Karaoke Parents


Kids need parents, not more friends.

Like karaoke patrons, who grab a microphone and try to sing like Barry Manilow did in the 1970s, karaoke parents attempt to sound like their child, dress like their child, talk like their child, and even be cool like their child. They hunger to be a buddy to their kids and emulate this younger generation. They somehow hope to stay cool and “hip” so they can relate to their children all through their young adult years. They’re at the forefront of a culture-obsessed notion with staying young.

While there’s nothing inherently wrong about this, I’ve seen it create confusion with children who wonder, “Is that adult just my cool older buddy or my leader and example?” More seriously, karaoke parents may not offer kids the boundaries and authority they desperately need.
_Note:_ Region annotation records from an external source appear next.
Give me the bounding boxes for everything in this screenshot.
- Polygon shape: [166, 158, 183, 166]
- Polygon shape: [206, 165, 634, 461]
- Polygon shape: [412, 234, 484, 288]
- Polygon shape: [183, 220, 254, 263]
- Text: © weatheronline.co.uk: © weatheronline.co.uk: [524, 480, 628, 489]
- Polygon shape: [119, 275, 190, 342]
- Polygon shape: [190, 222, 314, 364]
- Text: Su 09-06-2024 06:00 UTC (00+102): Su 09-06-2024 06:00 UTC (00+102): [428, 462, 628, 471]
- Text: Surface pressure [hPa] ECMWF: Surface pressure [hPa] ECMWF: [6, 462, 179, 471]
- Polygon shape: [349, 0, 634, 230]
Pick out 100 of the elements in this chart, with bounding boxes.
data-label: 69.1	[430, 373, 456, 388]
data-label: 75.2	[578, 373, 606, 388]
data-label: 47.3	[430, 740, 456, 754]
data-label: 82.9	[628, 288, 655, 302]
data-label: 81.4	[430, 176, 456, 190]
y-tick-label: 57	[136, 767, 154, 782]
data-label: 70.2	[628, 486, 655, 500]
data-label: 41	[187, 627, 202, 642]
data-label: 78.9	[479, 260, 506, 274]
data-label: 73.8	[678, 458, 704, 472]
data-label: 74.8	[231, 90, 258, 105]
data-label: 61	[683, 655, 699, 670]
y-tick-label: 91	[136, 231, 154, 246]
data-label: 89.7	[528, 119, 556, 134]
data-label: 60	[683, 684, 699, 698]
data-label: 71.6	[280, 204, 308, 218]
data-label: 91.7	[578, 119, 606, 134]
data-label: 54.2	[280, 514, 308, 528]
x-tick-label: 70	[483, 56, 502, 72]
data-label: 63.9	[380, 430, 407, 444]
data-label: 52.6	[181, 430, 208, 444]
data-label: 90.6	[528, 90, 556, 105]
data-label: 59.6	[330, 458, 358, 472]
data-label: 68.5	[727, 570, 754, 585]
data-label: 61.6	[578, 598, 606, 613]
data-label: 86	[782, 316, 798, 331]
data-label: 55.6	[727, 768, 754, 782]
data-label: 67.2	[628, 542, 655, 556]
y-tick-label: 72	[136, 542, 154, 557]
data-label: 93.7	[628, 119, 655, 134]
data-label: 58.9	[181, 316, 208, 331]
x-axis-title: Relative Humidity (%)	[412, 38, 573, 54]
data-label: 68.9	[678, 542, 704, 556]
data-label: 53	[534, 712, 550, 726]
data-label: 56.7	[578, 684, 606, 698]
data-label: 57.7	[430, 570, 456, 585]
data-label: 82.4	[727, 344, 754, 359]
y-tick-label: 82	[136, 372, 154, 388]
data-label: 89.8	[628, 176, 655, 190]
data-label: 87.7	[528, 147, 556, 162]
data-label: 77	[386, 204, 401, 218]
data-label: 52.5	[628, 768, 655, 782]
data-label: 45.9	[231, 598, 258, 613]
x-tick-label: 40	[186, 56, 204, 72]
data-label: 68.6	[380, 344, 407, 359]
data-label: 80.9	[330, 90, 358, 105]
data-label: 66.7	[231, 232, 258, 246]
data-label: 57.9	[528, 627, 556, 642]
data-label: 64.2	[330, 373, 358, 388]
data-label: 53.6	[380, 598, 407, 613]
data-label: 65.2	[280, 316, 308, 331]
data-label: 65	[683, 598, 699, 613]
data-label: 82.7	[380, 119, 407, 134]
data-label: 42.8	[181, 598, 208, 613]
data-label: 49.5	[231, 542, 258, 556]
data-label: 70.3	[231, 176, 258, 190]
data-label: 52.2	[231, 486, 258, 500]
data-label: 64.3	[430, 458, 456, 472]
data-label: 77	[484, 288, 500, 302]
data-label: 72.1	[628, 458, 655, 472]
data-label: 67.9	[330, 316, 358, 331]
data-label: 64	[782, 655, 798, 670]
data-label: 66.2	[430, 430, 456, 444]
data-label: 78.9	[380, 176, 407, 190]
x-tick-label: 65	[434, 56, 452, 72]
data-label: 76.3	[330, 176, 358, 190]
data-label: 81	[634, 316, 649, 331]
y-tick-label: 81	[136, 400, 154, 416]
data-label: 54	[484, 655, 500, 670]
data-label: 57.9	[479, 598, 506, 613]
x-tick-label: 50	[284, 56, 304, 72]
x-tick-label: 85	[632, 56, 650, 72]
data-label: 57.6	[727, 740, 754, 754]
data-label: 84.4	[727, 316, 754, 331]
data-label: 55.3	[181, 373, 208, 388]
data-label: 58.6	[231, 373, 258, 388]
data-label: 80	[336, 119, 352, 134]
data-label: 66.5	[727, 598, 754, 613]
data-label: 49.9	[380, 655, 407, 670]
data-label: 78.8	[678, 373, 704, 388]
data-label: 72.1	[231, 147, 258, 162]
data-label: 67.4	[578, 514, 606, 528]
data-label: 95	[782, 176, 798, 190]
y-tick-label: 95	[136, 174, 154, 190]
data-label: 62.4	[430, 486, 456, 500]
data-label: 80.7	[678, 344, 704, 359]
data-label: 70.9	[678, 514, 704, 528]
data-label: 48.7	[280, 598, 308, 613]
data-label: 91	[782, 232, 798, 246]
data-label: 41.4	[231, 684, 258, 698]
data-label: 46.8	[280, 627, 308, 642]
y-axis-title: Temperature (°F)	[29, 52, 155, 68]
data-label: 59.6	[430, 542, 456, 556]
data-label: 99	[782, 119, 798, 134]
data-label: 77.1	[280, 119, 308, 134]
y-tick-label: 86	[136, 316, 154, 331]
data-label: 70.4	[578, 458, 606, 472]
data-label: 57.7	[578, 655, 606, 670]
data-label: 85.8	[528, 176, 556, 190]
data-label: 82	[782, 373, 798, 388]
Sadly, children of karaoke parents often grow up needing a therapist at twenty-eight, angry at their impotent parent.

The problem: Karaoke parents often don’t provide their kids the clear parameters that build security and self-esteem. They want to be liked more than respected.

The issue: Frequently, parents assume the karaoke style because of their own emotional insecurities. They may worry about aging, struggle with the need to be liked, or feel uncomfortable with adult responsibilities. These adults rationalize why they do what they do, but in the end, the only remedy is for them to embrace their own age and stage in life. They must relate to the young people in an appropriate manner and focus on the kids’ needs more than their own. And the truth is, kids have plenty of peers. What they need is parents they can admire and respect.